More specifically, in Figure 3e, what seems to be a very significant difference between the control and BCG groups, is actually driven by a low number of participants (as can be seen in the “at-risk” table in the figure. Note that many patients were censored early on. The statistical considerations are used exactly for taking into account any differences in the profiles of the BCG and control groups throughout the analysis, avoiding ‘visual’ misleading interpretations. Specifically, for Figure 3e it ended up to be overall an insignificant result. This is exactly the reason why both analyses are presented:  the survival curve is seen and the statistical significance is reported, in order for the reader to be able to have an integrated and full view of the results, that includes subtle differences as well as the overall statistically solid result. 

Reviewer 3 Report

The work is well done and includes aspects that could impact on everyday’s practise. The methodological approach is appropriate and the discussion is exhaustive. 

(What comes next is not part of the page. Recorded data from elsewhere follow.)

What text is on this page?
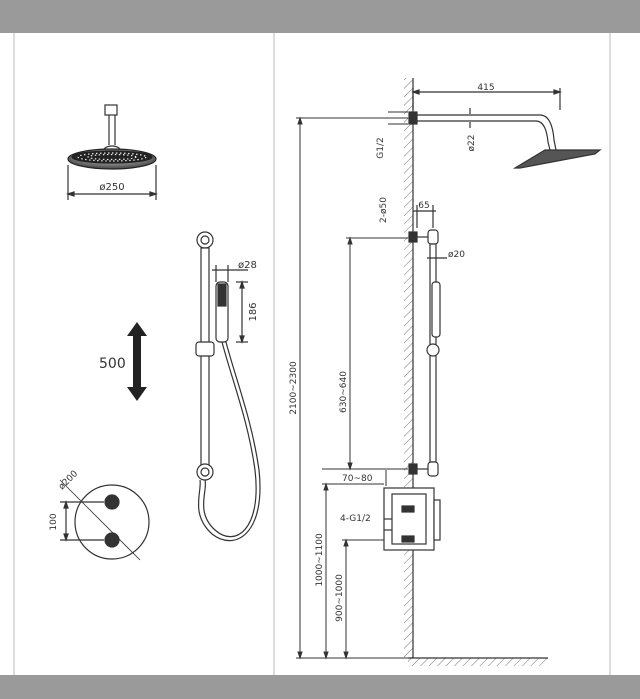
ø250
ø28
186
500
ø200
100
415
ø22
G1/2
65
ø20
2-ø50
2100~2300	630~640
1000~1100
900~1000
70~80
4-G1/2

“we hypothesized….PS” shift this sentence from results to method section.

Author Response

Comments and Suggestions for Authors

The work is well done and includes aspects that could impact on everyday’s practise. The methodological approach is appropriate and the discussion is exhaustive. 

“we hypothesized….PS” shift this sentence from results to method section.

Reply: Thank you for your comment. Based on your recommendations, we removed from the revised version the mentioned paragraph in order to avoid redundancy (it is present as a motivation paragraph in the end of the introduction).  



Round 2

Reviewer 1 Report

Your responses to items 1 and 3 are accepted. However, the supplementary materials as submitted did not include a technical appendix.

Author Response

Thank for the comment. We added the technical report as supplemental material (as asked by the editor). We refer to it in the text as a Supplemental technical appendix (PDF)

Author Response File: Author Response.pdf

Reviewer 2 Report

Authors have addressed all my concerns, either through text's amendments or the rebuttal letter.

Therefore, I endorse the acceptance of this paper.

Author Response

We want to thank the referee for the careful reading and numerous useful suggestions.